Kane trained as management accountant with the Weir Group in Cathcart graduating as a member of the Chartered Institute of Management Accountants before joining the Daily Record and Sunday Mail in 1970 as Chief Accountant. His appointment as finance director in 1978 made him the company’s youngest ever director and a year later he was made deputy managing director. In 1984 he left and after a brief period with the Edinburgh based Grant Forrest Agency joined News International in Glasgow where he played a leading role in the launch of the Scottish edition of The Sun. Following the success of the launch Kane moved to London where he worked for Sky Television and also the Today newspaper.

In 1991 he was headhunted for the post of sales and marketing director at George Outram’s, publishers of the The Herald and Evening Times, and a subsidiary of the conglomerate Lonrho. Within a year he was managing director, an appointment that proved significant as Lonrho began to look at selling off some assets. What followed was perhaps Kane’s greatest achievement in both newspaper and business terms.

To head off potential buyers for Outrams Kane set up a small management buy out team within the two newspapers and within months had raised investment from across the financial sectors in both London and Scotland. The management buyout of Outrams by Caledonian Newspapers in June 1992 brought the titles back under Scottish control, a major objective of the buyout strategy. The second objective to take Caledonian Newspaper to market was not achieved and in 1996 it was purchased by Scottish Television.

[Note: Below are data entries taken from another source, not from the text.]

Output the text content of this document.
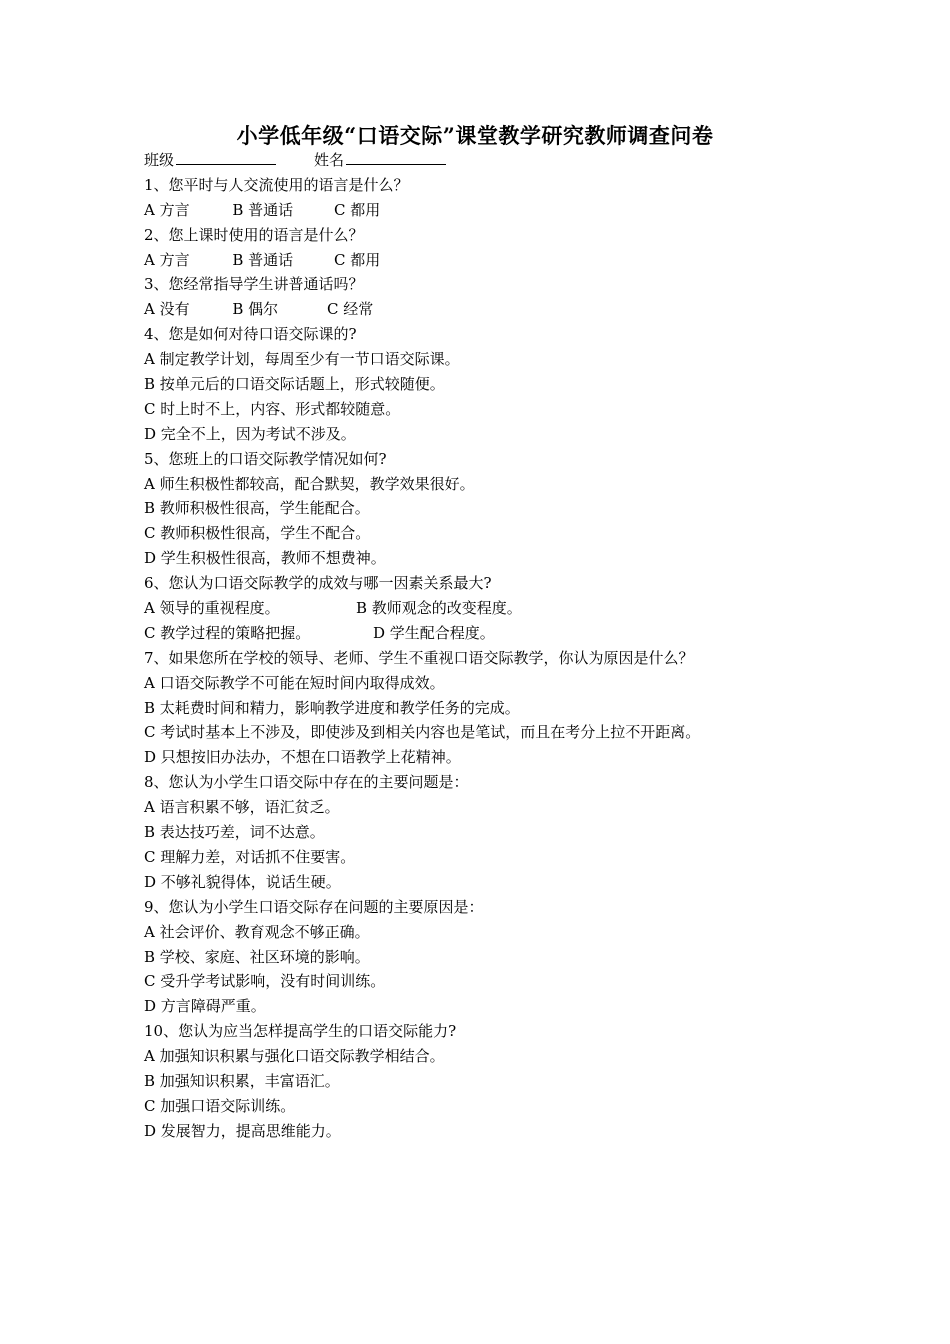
小学低年级“口语交际”课堂教学研究教师调查问卷
班级	姓名
1、您平时与人交流使用的语言是什么？
A 方言	B 普通话	C 都用
2、您上课时使用的语言是什么？
A 方言	B 普通话	C 都用
3、您经常指导学生讲普通话吗？
A 没有	B 偶尔	C 经常
4、您是如何对待口语交际课的?
A 制定教学计划，每周至少有一节口语交际课。
B 按单元后的口语交际话题上，形式较随便。
C 时上时不上，内容、形式都较随意。
D 完全不上，因为考试不涉及。
5、您班上的口语交际教学情况如何?
A 师生积极性都较高，配合默契，教学效果很好。
B 教师积极性很高，学生能配合。
C 教师积极性很高，学生不配合。
D 学生积极性很高，教师不想费神。
6、您认为口语交际教学的成效与哪一因素关系最大?
A 领导的重视程度。	B 教师观念的改变程度。
C 教学过程的策略把握。	D 学生配合程度。
7、如果您所在学校的领导、老师、学生不重视口语交际教学，你认为原因是什么？
A 口语交际教学不可能在短时间内取得成效。
B 太耗费时间和精力，影响教学进度和教学任务的完成。
C 考试时基本上不涉及，即使涉及到相关内容也是笔试，而且在考分上拉不开距离。
D 只想按旧办法办，不想在口语教学上花精神。
8、您认为小学生口语交际中存在的主要问题是：
A 语言积累不够，语汇贫乏。
B 表达技巧差，词不达意。
C 理解力差，对话抓不住要害。
D 不够礼貌得体，说话生硬。
9、您认为小学生口语交际存在问题的主要原因是：
A 社会评价、教育观念不够正确。
B 学校、家庭、社区环境的影响。
C 受升学考试影响，没有时间训练。
D 方言障碍严重。
10、您认为应当怎样提高学生的口语交际能力?
A 加强知识积累与强化口语交际教学相结合。
B 加强知识积累，丰富语汇。
C 加强口语交际训练。
D 发展智力，提高思维能力。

Kane left Caledonian but in typical Kane style soon bounced back as managing director of the Daily Record and Sunday Mail. When he resigned this post in 1998 citing differences in “operational matters” it barely covered the major disagreement with the Record and Mail’s owners, Mirror Group in London. They rejected Kane’s insistence that the Scottish papers should have fully devolved management, control and decision making in Glasgow.

Three months later Kane’s exceptional and unquestionably rollercoaster of a career took an unexpected turn when he accepted the post of managing director of the New Millenium Experience Company which was building the controversial Millenium Dome. After the turn of the millenium Kane worked briefly with the marketing company Betterware before taking up the challenge to turn round the fortunes of ELBA.

Alan Ferguson, the Scottish public relations guru and one of Kane’s closest friends described him as “energised, the man just led in every aspect of his life, he was a leader”.

The leadership role he embraced was rarely confined to fellow directors or senior managers. In his newspapers days he would regularly visit every department and was on first name terms with a wide cross-section of the workforce from sales, editorial, HR to the old printing departments and machine room. Sometimes these walkabouts preceded Old Firm games when he would display his Celtic loyalities and accept bets with Rangers fans. The day after the game the steps would be re-traced gleefully collecting or ruefully dispensing wagers.

Liam Kane was married three times. His first marriage with Ann Marie produced four children, Paul, Lynsey, Jonathan, and Laura. His second marriage to Gill one daughter, Clare and with his third marriage to Sally, two stepchildren, Matthew and Morwenna.

On St Andrews Day, November 30 2016 Liam Kane joined by his proud extended family attended an investiture at Buckingham Palace where he was awarded an MBE by Prince William. Not for services to the newspaper industry in Scotland or the Millenium Dome in London, but for “services to regeneration in east London”.

As with the epitaph from ELBA Liam would have settled for that.

His funeral will be held at St John of Jerusalem Hackney, London on Friday February 15th, at 12 noon.